In summary, instead of having one map method that supports all the use cases described in this section and the previous ones, we specialized the hierarchy to have overloads of the map method, each one supporting a specific use case. The benefit is that the type signatures immediately tell you the story: you don’t have to have a look at the actual implicit resolution to know the result you will get from calling map.

Implicit builders

In the current collections, the fact that CanBuildFrom instances are available in the implicit scope is useful to implement, separately from the collections, generic operations that work with any collection type.

Examples of use cases are:

In the new design we are still experimenting with solutions to support these features. So far the decision is to not put implicit builders in the collections implementation. We might provide them as an optional dependency instead, but it seems that most of these use cases could be supported even without implicit builders: you could just use an existing collection instance and navigate through its companion object (providing the builder), or you could just use the companion object directly to get a builder.

breakOut escape hatch

As we have previously seen, in the current collections when we want to transform some collection into a new collection, we rely on an available implicit CanBuildFrom instance to get a builder for the target collection. The implicit search is driven by the type of the initial collection and the type of elements of the target collection. The available implicit instances have been designed to make sense in the most common cases.

However, sometimes this default behavior is not what you want. For instance, consider the following program:

val xs: List[Int] = 1 :: 2 :: 3 :: Nil
val xsWithSquares: Map[Int, Int] =
  xs.map(x => (x, x * x))

If you try to compile it you will get a compile error because the implicitly resolved builder produces a List[(Int, Int)] instead of the desired Map[Int, Int]. We could convert this List[(Int, Int)] into a Map[Int, Int] but that would be inefficient for large collections.

We can fix this issue by using the breakOut escape hatch:

val xs: List[Int] = 1 :: 2 :: 3 :: Nil
val xsWithSquares: Map[Int, Int] =
  xs.map(x => (x, x * x))(collection.breakOut)

breakOut selects a CanBuildFrom instance irrespective of the initial collection type. This requires the target type to be known, in this case via an explicit type ascription.

In the new design we have no direct equivalent of breakOut.

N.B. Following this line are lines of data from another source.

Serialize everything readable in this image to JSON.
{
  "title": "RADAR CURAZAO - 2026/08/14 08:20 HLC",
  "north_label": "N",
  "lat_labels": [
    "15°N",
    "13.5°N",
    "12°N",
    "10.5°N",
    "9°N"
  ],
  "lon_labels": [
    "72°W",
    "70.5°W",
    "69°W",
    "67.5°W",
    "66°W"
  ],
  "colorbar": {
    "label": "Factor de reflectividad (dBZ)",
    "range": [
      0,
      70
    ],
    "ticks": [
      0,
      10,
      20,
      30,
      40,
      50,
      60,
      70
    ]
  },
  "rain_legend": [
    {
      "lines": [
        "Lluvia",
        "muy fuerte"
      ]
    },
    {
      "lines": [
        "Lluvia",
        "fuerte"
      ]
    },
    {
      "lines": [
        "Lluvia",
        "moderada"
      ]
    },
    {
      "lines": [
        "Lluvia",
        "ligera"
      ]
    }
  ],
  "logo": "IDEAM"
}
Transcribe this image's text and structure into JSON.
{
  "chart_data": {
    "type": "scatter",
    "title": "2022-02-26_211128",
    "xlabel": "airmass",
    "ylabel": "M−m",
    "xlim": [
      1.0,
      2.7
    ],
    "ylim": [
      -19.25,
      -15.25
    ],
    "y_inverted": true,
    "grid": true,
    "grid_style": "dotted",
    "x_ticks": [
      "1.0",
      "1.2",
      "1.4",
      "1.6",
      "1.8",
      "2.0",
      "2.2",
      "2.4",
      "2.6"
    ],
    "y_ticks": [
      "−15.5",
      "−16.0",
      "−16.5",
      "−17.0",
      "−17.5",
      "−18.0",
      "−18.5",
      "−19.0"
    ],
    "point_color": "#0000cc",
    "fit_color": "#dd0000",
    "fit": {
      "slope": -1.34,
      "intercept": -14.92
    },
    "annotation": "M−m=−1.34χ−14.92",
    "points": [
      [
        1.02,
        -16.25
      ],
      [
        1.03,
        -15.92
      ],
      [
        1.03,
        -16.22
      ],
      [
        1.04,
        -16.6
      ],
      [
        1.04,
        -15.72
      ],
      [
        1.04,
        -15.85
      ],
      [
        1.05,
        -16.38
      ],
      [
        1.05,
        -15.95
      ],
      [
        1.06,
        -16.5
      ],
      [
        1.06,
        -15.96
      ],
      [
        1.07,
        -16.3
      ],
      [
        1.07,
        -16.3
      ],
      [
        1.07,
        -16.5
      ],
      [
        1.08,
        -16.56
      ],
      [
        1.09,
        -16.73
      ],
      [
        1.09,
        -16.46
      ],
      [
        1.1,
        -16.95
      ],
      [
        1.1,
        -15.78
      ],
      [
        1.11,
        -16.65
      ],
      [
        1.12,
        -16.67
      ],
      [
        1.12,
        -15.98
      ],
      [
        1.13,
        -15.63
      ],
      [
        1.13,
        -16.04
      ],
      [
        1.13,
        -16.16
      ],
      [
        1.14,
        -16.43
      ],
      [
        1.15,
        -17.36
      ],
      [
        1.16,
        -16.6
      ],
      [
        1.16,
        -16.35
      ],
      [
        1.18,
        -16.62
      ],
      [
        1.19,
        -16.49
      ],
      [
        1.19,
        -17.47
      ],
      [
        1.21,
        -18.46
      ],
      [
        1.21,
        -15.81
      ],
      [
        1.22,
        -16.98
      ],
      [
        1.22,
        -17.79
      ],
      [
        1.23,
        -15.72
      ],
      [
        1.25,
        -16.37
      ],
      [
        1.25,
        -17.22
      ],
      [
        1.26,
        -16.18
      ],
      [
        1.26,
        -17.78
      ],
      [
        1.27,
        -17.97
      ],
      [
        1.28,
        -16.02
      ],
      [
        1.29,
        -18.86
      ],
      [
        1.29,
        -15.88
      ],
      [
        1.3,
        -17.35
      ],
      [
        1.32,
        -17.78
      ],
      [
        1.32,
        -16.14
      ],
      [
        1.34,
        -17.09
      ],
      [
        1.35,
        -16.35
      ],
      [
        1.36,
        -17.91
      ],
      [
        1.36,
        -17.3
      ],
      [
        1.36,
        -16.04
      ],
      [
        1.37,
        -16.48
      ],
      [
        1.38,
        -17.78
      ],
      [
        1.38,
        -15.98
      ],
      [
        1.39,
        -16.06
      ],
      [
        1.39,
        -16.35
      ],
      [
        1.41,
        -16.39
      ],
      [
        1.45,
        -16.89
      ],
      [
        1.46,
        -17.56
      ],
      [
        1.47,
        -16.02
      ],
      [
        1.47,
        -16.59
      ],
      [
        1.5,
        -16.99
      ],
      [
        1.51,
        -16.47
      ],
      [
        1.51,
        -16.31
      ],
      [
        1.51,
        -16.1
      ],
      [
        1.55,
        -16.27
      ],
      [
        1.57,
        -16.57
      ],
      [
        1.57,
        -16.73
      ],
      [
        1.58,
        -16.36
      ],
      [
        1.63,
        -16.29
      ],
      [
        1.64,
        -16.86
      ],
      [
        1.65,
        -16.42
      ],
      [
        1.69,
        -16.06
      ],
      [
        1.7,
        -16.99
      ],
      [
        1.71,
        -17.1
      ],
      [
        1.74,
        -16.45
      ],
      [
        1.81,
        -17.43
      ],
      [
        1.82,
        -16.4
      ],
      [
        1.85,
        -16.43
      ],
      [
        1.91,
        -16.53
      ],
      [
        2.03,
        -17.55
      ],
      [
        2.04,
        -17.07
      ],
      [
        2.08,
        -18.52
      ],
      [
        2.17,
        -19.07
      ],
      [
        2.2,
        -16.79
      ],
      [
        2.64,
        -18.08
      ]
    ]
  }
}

The solution of the above example consists in using a View to avoid the construction of an intermediate collection:

val xs: List[Int] = 1 :: 2 :: 3 :: Nil
val xsWithSquares: Map[Int, Int] =
  xs.view.map(x => (x, x * x)).to(Map)

In practice, we expect that most usages of breakOut could be adapted to the new design by using a View followed by an explicit to call. However, this is an area that remains to explore.

Summary

In this article we have reviewed the features built on top of CanBuildFrom and explained the design decision we made for the new collections to support most of these features without CanBuildFrom.